I wish I’d thought to ask Amy’s mother’s name and the name of the bank she works for. Amy’s mum, Oonagh’s mum—did Sian mention any of them by name? It drove me mad after Zoe was born, the way I quickly became ‘Zoe’s mummy’, as if I had no identity of my own. To annoy the midwife and the health visitor I used to make a point of calling Zoe ‘Sally’s daughter’. They had no idea why I was doing it and looked at me as if I was insane.
Sian said ‘worked’, not ‘works’—Amy Oliver’s mother
worked
for a bank in London. That’s what you say when you haven’t seen someone for a while, when you’re describing what they did or how they were when you were last in touch with them. There’s nothing unusual about it. So why do I fear that the Oliver family has vanished off the face of the earth?

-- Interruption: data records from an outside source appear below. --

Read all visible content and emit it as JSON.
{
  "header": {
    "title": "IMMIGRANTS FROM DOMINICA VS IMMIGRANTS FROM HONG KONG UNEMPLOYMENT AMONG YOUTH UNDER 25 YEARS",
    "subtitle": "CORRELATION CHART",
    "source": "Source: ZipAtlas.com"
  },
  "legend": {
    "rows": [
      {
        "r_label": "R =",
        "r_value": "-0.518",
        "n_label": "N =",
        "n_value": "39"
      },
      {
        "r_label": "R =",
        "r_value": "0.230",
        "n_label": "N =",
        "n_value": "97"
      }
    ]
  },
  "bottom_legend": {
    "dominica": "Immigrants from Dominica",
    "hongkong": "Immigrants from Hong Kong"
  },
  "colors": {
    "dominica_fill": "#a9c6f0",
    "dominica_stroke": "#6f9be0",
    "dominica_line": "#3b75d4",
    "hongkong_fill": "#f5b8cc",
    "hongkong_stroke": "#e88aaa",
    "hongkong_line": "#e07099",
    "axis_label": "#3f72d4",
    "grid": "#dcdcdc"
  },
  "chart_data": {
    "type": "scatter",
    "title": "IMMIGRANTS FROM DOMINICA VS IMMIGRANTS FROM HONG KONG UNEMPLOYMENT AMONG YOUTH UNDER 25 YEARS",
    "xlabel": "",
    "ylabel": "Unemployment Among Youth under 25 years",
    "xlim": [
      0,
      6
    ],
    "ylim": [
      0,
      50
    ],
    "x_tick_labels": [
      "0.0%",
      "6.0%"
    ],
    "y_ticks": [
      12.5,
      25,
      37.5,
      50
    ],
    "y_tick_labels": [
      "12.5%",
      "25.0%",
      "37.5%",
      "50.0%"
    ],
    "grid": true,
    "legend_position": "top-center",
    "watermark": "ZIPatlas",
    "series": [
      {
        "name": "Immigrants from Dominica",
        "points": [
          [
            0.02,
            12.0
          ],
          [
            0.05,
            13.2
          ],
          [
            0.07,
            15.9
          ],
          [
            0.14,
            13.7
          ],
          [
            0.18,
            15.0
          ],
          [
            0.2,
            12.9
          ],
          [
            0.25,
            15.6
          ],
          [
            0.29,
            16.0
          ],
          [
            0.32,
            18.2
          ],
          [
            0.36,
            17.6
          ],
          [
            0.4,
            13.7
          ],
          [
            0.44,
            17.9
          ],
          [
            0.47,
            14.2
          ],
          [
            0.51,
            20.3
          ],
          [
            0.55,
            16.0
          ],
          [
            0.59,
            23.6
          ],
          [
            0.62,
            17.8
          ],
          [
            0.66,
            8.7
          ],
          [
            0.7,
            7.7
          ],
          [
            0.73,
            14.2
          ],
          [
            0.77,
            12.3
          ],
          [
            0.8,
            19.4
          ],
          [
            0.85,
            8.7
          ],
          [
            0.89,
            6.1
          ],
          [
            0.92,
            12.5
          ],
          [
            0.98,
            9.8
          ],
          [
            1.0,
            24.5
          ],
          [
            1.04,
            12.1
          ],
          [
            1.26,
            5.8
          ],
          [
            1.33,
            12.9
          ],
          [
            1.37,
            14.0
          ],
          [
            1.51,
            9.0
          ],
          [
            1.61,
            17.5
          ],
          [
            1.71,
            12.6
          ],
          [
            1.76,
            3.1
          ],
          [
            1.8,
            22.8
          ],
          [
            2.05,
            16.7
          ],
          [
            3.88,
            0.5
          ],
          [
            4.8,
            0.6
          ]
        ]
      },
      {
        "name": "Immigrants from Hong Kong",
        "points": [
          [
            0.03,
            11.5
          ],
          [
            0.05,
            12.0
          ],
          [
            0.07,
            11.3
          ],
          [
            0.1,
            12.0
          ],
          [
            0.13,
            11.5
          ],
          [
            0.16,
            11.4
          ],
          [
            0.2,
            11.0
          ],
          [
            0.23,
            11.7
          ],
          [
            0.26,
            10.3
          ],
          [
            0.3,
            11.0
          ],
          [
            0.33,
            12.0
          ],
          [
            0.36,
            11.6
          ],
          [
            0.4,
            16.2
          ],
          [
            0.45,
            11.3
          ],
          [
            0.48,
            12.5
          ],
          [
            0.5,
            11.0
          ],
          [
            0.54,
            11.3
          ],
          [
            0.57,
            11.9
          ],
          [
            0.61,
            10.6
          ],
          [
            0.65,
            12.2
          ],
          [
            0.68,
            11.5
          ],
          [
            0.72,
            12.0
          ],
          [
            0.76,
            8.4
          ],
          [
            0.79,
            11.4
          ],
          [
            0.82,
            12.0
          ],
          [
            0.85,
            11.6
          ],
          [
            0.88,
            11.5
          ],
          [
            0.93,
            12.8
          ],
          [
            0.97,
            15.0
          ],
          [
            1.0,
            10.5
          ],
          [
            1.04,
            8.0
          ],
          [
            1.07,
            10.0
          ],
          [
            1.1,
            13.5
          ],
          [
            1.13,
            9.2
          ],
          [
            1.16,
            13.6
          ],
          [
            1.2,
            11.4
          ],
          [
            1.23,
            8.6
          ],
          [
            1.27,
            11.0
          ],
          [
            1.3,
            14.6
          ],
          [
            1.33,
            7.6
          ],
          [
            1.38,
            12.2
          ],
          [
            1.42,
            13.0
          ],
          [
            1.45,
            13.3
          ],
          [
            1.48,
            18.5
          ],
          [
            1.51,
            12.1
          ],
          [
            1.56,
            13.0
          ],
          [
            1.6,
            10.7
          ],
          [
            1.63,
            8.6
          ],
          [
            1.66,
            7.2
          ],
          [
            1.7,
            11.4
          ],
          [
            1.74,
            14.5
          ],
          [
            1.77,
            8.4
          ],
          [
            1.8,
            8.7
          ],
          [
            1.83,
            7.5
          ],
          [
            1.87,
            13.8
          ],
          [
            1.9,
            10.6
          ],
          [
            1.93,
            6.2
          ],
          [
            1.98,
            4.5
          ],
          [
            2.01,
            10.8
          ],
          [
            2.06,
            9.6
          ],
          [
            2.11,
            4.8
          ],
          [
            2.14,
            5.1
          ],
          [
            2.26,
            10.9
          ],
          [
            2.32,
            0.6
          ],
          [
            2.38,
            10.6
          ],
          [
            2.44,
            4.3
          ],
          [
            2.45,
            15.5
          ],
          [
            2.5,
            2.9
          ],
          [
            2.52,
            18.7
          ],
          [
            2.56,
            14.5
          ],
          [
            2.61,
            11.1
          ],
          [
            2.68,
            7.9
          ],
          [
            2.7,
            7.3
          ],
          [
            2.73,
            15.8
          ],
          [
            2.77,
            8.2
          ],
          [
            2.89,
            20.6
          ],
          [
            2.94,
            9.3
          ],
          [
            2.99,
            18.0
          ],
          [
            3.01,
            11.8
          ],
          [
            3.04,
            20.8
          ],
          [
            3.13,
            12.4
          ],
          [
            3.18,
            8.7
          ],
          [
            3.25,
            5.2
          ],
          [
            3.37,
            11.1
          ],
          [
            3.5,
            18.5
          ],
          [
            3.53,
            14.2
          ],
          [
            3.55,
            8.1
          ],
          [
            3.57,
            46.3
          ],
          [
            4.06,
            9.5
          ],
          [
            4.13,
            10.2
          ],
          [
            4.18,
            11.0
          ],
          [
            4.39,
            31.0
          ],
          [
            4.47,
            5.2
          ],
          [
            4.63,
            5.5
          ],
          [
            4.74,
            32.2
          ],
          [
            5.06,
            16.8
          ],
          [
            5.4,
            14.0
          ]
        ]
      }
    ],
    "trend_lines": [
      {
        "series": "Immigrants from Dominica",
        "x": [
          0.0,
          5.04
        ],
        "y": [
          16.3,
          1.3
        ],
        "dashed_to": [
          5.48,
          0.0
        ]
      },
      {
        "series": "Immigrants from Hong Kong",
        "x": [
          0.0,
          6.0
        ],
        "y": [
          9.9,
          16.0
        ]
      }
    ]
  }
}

I’m halfway across the car park when I catch sight of my Ford Galaxy. There’s a jagged silver line across the paintwork, stretching the length of the car. The two tyres I can see are flat, and there’s something orange lying behind one of the wheels. I swing around, breathing hard, expecting to see a red Alfa Romeo, but the only other cars in the visitors’ car park are three BMWs, two Land Rovers, a green VW Golf and a silver Audi.
I move closer. The orange lump is a ginger cat. Dead. Its eyes are open, in a head that’s no longer attached to its body. There’s a red mess where its neck should be. A rectangle of brown parcel tape has been stuck over its mouth. I bend double, retching, but nothing comes up; there’s nothing in my body apart from sharp fear. Dark spots form on the insides of my eyes.
This is when it hits me: someone wants to harm me.
Oh, God, oh, God.
Boiling-hot panic courses through me. Someone is trying to kill me and they can’t, they absolutely can’t because I’ve got two young children. After a few seconds I come down from the wave of high-pitched terror and feel only numb disbelief.
I need water. I fumble for my car keys, realise I forgot to lock the damn thing and drop them back in my bag. Keeping my head turned so that I don’t have to see the cat, I struggle to open the driver door. My arms and hands have no strength; it takes me three tries. Once I’ve done it, I look under the driver’s seat and the front passenger seat for my bottle of water. It’s not there. I’m about to slam the door when I notice it sitting upright on the passenger seat. I blink, half expecting it to disappear. Thankfully it doesn’t. Standing with my head tilted back, I pour what’s left of the water into my mouth, glugging it down, spilling some on my neck and shirt. Then I lock up the car and, without looking back at the cat, start to run towards the centre of town.
Brown parcel tape over its mouth.
A warning to me to say nothing. What else could it mean?
I run until I get to Mario’s, Spilling’s only remaining cheap and cheerful café. Its owner, who has two-tone black and white hair like a skunk, sings opera arias at the top of her voice all day long and thinks she’s being ‘a character’. Usually this makes me want to demand a discount, but today I’m grateful for her tuneless outpourings. I force a smile in her direction as I walk in, order a can of Coke so that she’ll leave me alone, and find a table that’s not visible from the street.